The French food security agency has recommended an end to France's six-year embargo on British beef. France is the only European Union country maintaining the 1996 ban, imposed after an outbreak of mad cow disease in Britain.
Michel Hirsch, the director of France's food security agency, told reporters, eating British beef today is no riskier than eating French beef.
Mr. Hirsch said Britain's mad-cow prevention controls are now as rigorous as those in France. Three years ago, he made the opposite judgment.
European Union countries adopted tough screening and other requirements for beef in 1996, after an outbreak of mad cow disease in British cattle spread across the continent. The disease is formally known as BSE. Humans can contract a rare human variant, if they eat beef tainted with the disease.
But in 1999, an EU scientific committee declared British beef safe for consumption. Only France continued the embargo, after the French food agency advised against lifting the ban. The decision sparked anger in London. And in July, the European Commission threatened to fine the French government more than $150,000 for each day it kept the ban in place.

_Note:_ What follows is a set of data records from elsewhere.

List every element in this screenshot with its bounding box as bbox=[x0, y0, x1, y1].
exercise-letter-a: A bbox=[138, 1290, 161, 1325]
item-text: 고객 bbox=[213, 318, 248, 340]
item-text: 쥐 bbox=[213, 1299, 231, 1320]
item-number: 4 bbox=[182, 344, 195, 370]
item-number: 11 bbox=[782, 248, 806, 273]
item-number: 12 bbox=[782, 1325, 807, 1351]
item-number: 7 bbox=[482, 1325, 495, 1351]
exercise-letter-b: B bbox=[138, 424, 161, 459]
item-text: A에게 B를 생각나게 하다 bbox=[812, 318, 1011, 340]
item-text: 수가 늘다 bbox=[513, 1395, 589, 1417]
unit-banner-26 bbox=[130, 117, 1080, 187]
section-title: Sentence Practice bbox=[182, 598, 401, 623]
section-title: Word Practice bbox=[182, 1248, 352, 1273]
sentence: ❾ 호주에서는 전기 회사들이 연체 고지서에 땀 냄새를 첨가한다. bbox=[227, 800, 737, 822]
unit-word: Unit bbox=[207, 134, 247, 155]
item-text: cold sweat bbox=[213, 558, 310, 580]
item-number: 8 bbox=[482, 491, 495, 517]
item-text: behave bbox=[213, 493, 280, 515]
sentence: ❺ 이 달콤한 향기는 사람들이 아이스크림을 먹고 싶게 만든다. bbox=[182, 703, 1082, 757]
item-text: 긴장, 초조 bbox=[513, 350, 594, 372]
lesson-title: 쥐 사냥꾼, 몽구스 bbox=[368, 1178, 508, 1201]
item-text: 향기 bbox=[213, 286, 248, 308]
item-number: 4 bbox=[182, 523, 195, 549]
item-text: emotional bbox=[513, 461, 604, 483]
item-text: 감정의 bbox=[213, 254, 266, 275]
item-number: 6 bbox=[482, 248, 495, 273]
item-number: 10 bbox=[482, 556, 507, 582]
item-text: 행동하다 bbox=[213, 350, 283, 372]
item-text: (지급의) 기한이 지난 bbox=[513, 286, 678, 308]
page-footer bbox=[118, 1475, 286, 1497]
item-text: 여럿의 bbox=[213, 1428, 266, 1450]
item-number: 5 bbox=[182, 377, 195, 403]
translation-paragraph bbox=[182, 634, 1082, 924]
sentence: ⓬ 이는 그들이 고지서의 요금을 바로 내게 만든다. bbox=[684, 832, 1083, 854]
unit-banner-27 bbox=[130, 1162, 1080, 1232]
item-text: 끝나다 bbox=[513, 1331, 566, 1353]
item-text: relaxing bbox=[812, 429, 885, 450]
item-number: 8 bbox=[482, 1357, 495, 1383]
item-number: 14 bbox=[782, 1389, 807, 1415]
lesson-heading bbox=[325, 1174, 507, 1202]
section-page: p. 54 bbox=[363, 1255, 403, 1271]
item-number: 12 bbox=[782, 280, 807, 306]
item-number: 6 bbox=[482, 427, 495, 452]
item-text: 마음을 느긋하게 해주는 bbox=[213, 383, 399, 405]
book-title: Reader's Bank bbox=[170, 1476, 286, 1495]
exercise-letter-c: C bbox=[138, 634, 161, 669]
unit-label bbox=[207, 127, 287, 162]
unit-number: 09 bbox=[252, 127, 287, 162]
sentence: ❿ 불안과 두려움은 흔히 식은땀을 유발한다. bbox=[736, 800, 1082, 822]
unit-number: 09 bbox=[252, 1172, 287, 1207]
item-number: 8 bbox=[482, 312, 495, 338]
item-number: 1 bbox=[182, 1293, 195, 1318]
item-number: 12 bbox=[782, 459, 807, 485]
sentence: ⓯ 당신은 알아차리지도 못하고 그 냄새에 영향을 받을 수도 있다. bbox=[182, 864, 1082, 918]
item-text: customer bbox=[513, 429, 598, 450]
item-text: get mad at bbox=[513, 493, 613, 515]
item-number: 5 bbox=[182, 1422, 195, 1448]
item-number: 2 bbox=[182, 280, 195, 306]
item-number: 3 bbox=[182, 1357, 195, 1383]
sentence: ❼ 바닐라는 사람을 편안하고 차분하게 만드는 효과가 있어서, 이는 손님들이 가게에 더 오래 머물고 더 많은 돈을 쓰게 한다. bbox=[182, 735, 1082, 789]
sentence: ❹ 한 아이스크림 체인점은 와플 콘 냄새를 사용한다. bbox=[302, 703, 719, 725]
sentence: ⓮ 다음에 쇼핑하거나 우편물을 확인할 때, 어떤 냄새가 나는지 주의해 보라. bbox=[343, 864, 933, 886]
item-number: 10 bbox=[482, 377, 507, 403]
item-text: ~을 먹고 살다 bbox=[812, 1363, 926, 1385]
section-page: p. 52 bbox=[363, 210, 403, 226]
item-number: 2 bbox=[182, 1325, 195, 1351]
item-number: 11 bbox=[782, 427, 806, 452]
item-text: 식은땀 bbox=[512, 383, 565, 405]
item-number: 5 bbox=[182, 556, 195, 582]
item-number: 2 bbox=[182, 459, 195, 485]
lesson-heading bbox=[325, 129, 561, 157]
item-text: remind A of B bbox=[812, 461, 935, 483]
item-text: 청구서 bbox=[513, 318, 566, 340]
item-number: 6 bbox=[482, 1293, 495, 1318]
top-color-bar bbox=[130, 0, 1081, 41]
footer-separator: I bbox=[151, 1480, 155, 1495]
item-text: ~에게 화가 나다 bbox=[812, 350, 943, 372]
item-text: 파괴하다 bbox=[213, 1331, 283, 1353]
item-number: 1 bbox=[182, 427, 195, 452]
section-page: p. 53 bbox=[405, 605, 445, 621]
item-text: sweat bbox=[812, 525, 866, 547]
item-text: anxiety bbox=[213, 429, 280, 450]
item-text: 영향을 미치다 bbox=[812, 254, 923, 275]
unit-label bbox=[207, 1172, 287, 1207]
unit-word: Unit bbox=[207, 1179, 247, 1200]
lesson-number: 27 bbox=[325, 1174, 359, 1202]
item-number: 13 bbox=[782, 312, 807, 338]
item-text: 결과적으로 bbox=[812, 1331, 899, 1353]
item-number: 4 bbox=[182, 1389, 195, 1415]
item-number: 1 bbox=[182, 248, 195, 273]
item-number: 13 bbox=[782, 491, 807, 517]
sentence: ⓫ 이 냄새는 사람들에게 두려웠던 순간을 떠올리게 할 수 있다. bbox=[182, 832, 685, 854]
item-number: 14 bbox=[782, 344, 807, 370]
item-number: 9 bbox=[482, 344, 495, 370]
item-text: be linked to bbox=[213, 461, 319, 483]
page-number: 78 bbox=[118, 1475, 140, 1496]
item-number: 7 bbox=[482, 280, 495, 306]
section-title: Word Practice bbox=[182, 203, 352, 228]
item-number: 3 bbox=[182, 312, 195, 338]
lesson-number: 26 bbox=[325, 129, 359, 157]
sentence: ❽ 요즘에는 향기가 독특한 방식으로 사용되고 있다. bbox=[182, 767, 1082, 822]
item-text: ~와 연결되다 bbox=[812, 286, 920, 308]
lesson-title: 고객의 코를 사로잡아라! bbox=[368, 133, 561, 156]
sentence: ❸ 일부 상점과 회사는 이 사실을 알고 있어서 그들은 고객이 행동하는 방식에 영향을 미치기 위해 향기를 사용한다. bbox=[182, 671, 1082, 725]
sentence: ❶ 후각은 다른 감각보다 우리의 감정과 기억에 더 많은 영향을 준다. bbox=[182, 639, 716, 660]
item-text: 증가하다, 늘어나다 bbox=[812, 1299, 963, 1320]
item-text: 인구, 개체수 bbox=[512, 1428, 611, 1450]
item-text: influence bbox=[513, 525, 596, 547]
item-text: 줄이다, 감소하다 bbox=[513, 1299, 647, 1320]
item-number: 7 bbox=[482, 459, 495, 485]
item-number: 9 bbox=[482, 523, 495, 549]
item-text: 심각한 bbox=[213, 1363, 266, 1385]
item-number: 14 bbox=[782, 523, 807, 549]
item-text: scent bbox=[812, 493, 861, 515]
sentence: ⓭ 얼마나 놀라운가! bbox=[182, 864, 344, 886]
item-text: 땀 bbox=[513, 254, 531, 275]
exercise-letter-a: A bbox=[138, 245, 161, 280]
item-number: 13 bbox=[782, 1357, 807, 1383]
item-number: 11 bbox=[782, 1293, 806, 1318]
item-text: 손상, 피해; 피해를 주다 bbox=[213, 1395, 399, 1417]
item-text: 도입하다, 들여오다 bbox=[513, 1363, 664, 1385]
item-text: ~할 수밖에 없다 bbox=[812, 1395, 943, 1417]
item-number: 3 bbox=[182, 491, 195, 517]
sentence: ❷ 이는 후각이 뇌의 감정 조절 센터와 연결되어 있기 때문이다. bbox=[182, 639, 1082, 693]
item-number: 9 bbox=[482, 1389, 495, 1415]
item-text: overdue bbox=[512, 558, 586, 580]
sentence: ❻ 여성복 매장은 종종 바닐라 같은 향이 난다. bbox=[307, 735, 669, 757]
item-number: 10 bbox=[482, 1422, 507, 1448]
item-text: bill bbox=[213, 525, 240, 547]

Richard Morgan, spokesman for the British Embassy in Paris, said he was pleased the French food agency no longer objects to British beef imports. "Obviously, we're going to look at the report in detail," he said. "But, the general steer in the conclusions, we would welcome, and look forward to the government's decision in the near future."
A French ministerial committee is expected to rule on the issue within 10 days. In the past, the government has always followed the recommendations of the food security agency.